Nevertheless, brethren, I have written more boldly to you on some points, as reminding you, because of the grace given to me by God, that I might be a minister [λειτουργόv] of Jesus Christ to the Gentiles, ministering [ἱερουργounta] the gospel of God, that the offering [προσφορά] of the Gentiles might be acceptable, sanctified by the Holy Spirit.
From Strong's Dictionary and Thayer's Greek-English Lexicon:
- a public minister, a servant of the state
- a minister, servant
- so of military labourers
- of the temple
+ of one busied with holy things
+ of a priest
- of the servants of a king
- to minister in the manner of a priest, minister in priestly service
- of those who defend the sanctity of the law by undergoing a violent death
- of the preaching of the gospel
- the act of offering, a bringing to
- that which is offered, a gift, a present. In the NT a sacrifice, whether bloody or not: offering for sin, expiatory offering
These are key words which lose their force in translation. I have posted some years in the past about this text, but now it is showing its usefulness in a project I am working on, so I repeat it here.

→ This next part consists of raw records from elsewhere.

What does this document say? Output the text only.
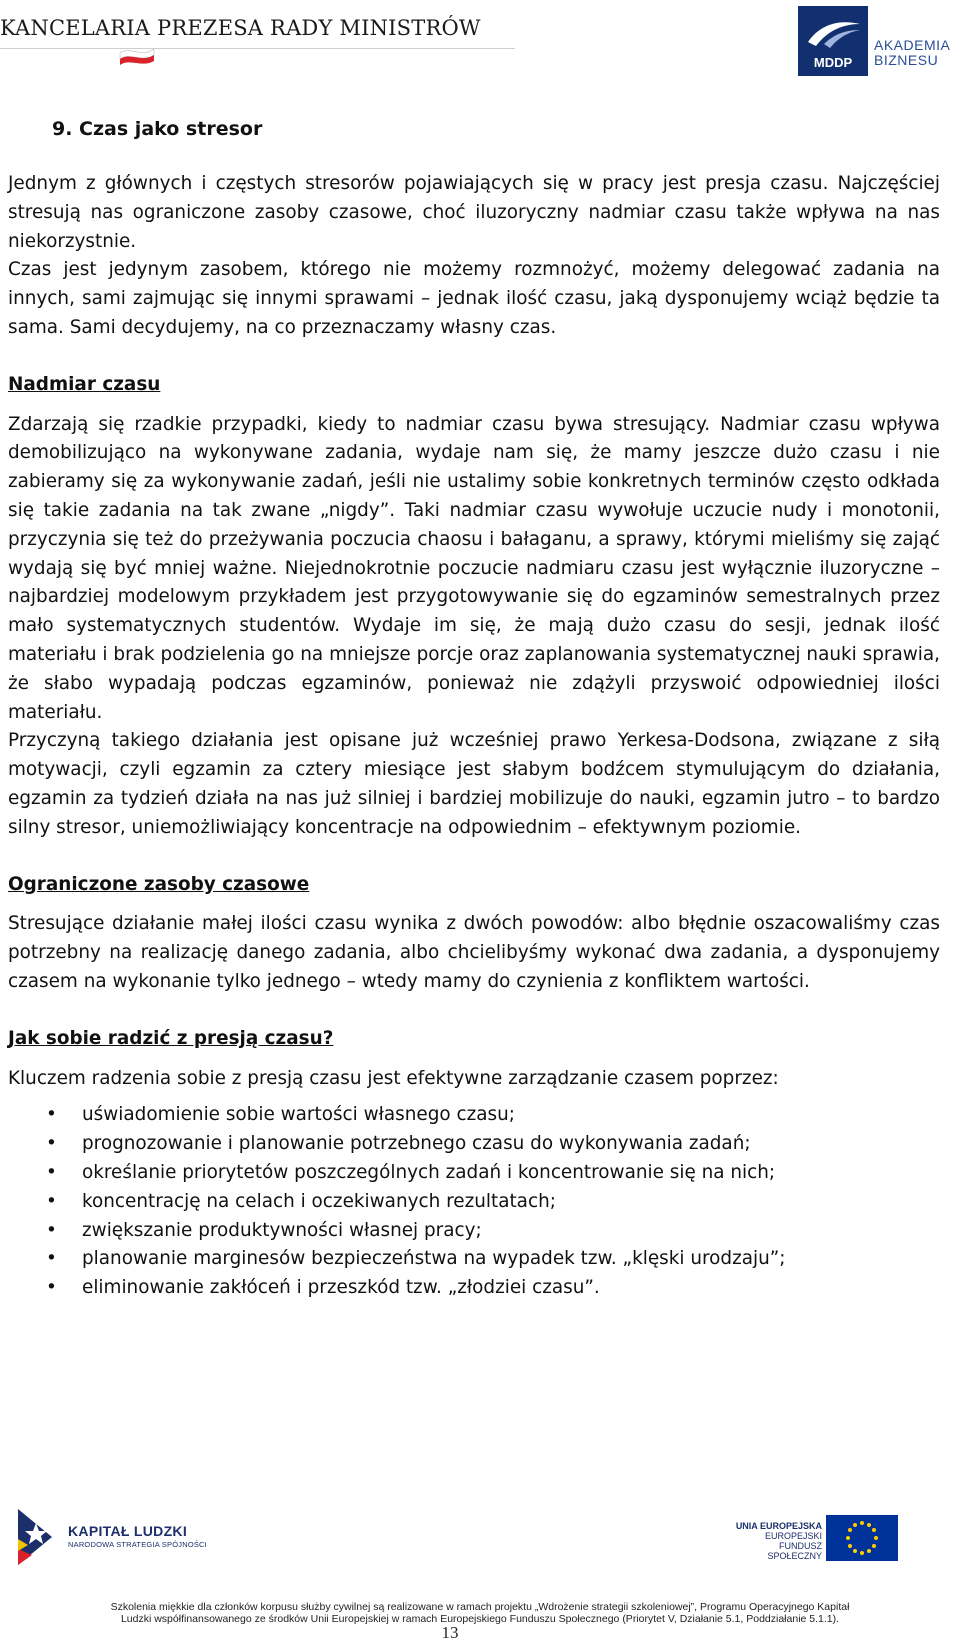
KANCELARIA PREZESA RADY MINISTRÓW
MDDP
AKADEMIA
BIZNESU
9. Czas jako stresor

Jednym z głównych i częstych stresorów pojawiających się w pracy jest presja czasu. Najczęściej stresują nas ograniczone zasoby czasowe, choć iluzoryczny nadmiar czasu także wpływa na nas niekorzystnie.

Czas jest jedynym zasobem, którego nie możemy rozmnożyć, możemy delegować zadania na innych, sami zajmując się innymi sprawami – jednak ilość czasu, jaką dysponujemy wciąż będzie ta sama. Sami decydujemy, na co przeznaczamy własny czas.

Nadmiar czasu

Zdarzają się rzadkie przypadki, kiedy to nadmiar czasu bywa stresujący. Nadmiar czasu wpływa demobilizująco na wykonywane zadania, wydaje nam się, że mamy jeszcze dużo czasu i nie zabieramy się za wykonywanie zadań, jeśli nie ustalimy sobie konkretnych terminów często odkłada się takie zadania na tak zwane „nigdy”. Taki nadmiar czasu wywołuje uczucie nudy i monotonii, przyczynia się też do przeżywania poczucia chaosu i bałaganu, a sprawy, którymi mieliśmy się zająć wydają się być mniej ważne. Niejednokrotnie poczucie nadmiaru czasu jest wyłącznie iluzoryczne – najbardziej modelowym przykładem jest przygotowywanie się do egzaminów semestralnych przez mało systematycznych studentów. Wydaje im się, że mają dużo czasu do sesji, jednak ilość materiału i brak podzielenia go na mniejsze porcje oraz zaplanowania systematycznej nauki sprawia, że słabo wypadają podczas egzaminów, ponieważ nie zdążyli przyswoić odpowiedniej ilości materiału.

Przyczyną takiego działania jest opisane już wcześniej prawo Yerkesa-Dodsona, związane z siłą motywacji, czyli egzamin za cztery miesiące jest słabym bodźcem stymulującym do działania, egzamin za tydzień działa na nas już silniej i bardziej mobilizuje do nauki, egzamin jutro – to bardzo silny stresor, uniemożliwiający koncentracje na odpowiednim – efektywnym poziomie.

Ograniczone zasoby czasowe

Stresujące działanie małej ilości czasu wynika z dwóch powodów: albo błędnie oszacowaliśmy czas potrzebny na realizację danego zadania, albo chcielibyśmy wykonać dwa zadania, a dysponujemy czasem na wykonanie tylko jednego – wtedy mamy do czynienia z konfliktem wartości.

Jak sobie radzić z presją czasu?

Kluczem radzenia sobie z presją czasu jest efektywne zarządzanie czasem poprzez:

• uświadomienie sobie wartości własnego czasu;
• prognozowanie i planowanie potrzebnego czasu do wykonywania zadań;
• określanie priorytetów poszczególnych zadań i koncentrowanie się na nich;
• koncentrację na celach i oczekiwanych rezultatach;
• zwiększanie produktywności własnej pracy;
• planowanie marginesów bezpieczeństwa na wypadek tzw. „klęski urodzaju”;
• eliminowanie zakłóceń i przeszkód tzw. „złodziei czasu”.
KAPITAŁ LUDZKI
NARODOWA STRATEGIA SPÓJNOŚCI
UNIA EUROPEJSKA
EUROPEJSKI
FUNDUSZ SPOŁECZNY
Szkolenia miękkie dla członków korpusu służby cywilnej są realizowane w ramach projektu „Wdrożenie strategii szkoleniowej”, Programu Operacyjnego Kapitał
Ludzki współfinansowanego ze środków Unii Europejskiej w ramach Europejskiego Funduszu Społecznego (Priorytet V, Działanie 5.1, Poddziałanie 5.1.1).
13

λειτουργός is best contextualized by the sacrificial language St. Paul is using here, thus rendering the meaning a servant of the temple busied with holy things. Further added to the context is St. Paul's use of the word ἱερουργέω, which has at it's core ἱερόν meaning temple, and is naturally connected to ἱερός meaning sacred in relation to God and ἱερωσύνη meaning priest, which is different from διακονός (a servant minister). The word προσφορά used by St. Paul here is also used of Christ's self-offering in Hebrews 10:10.
Though Protestant commentaries often see no logical connection between St. Paul's words and regular ecclesiastical life, and thus deem this passage figurative, the connection is not figurative for those living within a traditional ecclesiology conditioned by the patristic witness. St. Paul is setting his apostolic work in the context of the eschatological kingdom, which now is centered explicitly in the throne room of heaven, from which the Church on earth lives from in communion with the Trinity. He is a servant of the temple, the one made without hands in the heavens. His priestly work is carried out on earth, for Christ has given to him to gather the Gentiles into the Church, that they may be united in the Passover of Jesus Christ.
But God forbid that I should boast except in the cross of our Lord Jesus Christ, by whom the world has been crucified to me, and I to the world. For in Christ Jesus neither circumcision nor uncircumcision avails anything, but a new creation. [Galatians 6:14-15]
This incorporation into the new creation finds its locus in the Eucharistic offering and partaking of the Body and Blood of Christ. From this center the entire life of the Christian is to be transformed into a living sacrifice, as St. Paul says in Romans 12:1 with similar liturgical overtones. This transformation comes not by magic, or by God overrunning passive animals with His power, but by free (i.e. uncoerced) participation in the Life that the Gospel provides and directs. So Christ institutes salvation, the Spirit constitutes salvation in us, and we are called to realize what God has done in us on the existential level.
So this passage is not an allegory but a direct representation of the Apostolic ministry in the reality of the Church. This priestly work continues in the Church through the Apostles' successors, the bishops assisted by those who serve with them in the three-fold ministry. It also depends on us to receive this priestly work in such a way that we are not hearers only but doers of the work, that is, members of the Royal Priesthood who offer ourselves as living sacrifices to God, doing the work given to us in the Gospels.
In the Byzantine Eucharistic Liturgy the bread that is offered is called prosphora, the same term used by St. Paul here and in Hebrews. It is the bread that is offered together with the wine as the Eucharistic sacrifice instituted by Christ and carried out by the Apostles. It is prepared with many prayers beforehand, offered to God, and received as gifts Eucharistized and changed by the Holy Spirit - the Body and Blood of Christ. The remaining prosphora that was not included in the Eucharistic offering at all is divided up, blessed (similar to the nature of holy water), and distributed after the Communion.
We are to become like this bread, and this bread is a symbol of the Body of Christ (in both senses, which is one and the same anyways). It is made with holy water, just as we are baptized into Christ's death. It is imprinted with a seal, just as we are sealed by the Holy Spirit in Chrismation. It gives of itself, through the priest's instrumentation, with prayers for the salvation of many people and the whole Church entire. We are to give of ourselves to our neighbor, both in prayer and of our substance, drawing upon our trust in God to overcome our fears. It is presented to God in holiness. We are to present ourselves to God, both in the Liturgy at the Eucharist, and also in life through the love we have for others. It becomes Christ. We do not become Christ Himself, but we become participants in Him. We are to be like prosphora.
Christ help us to labor in love as wise and faithful servants, and may He cleanse us of all wickedness and laziness in His mercy.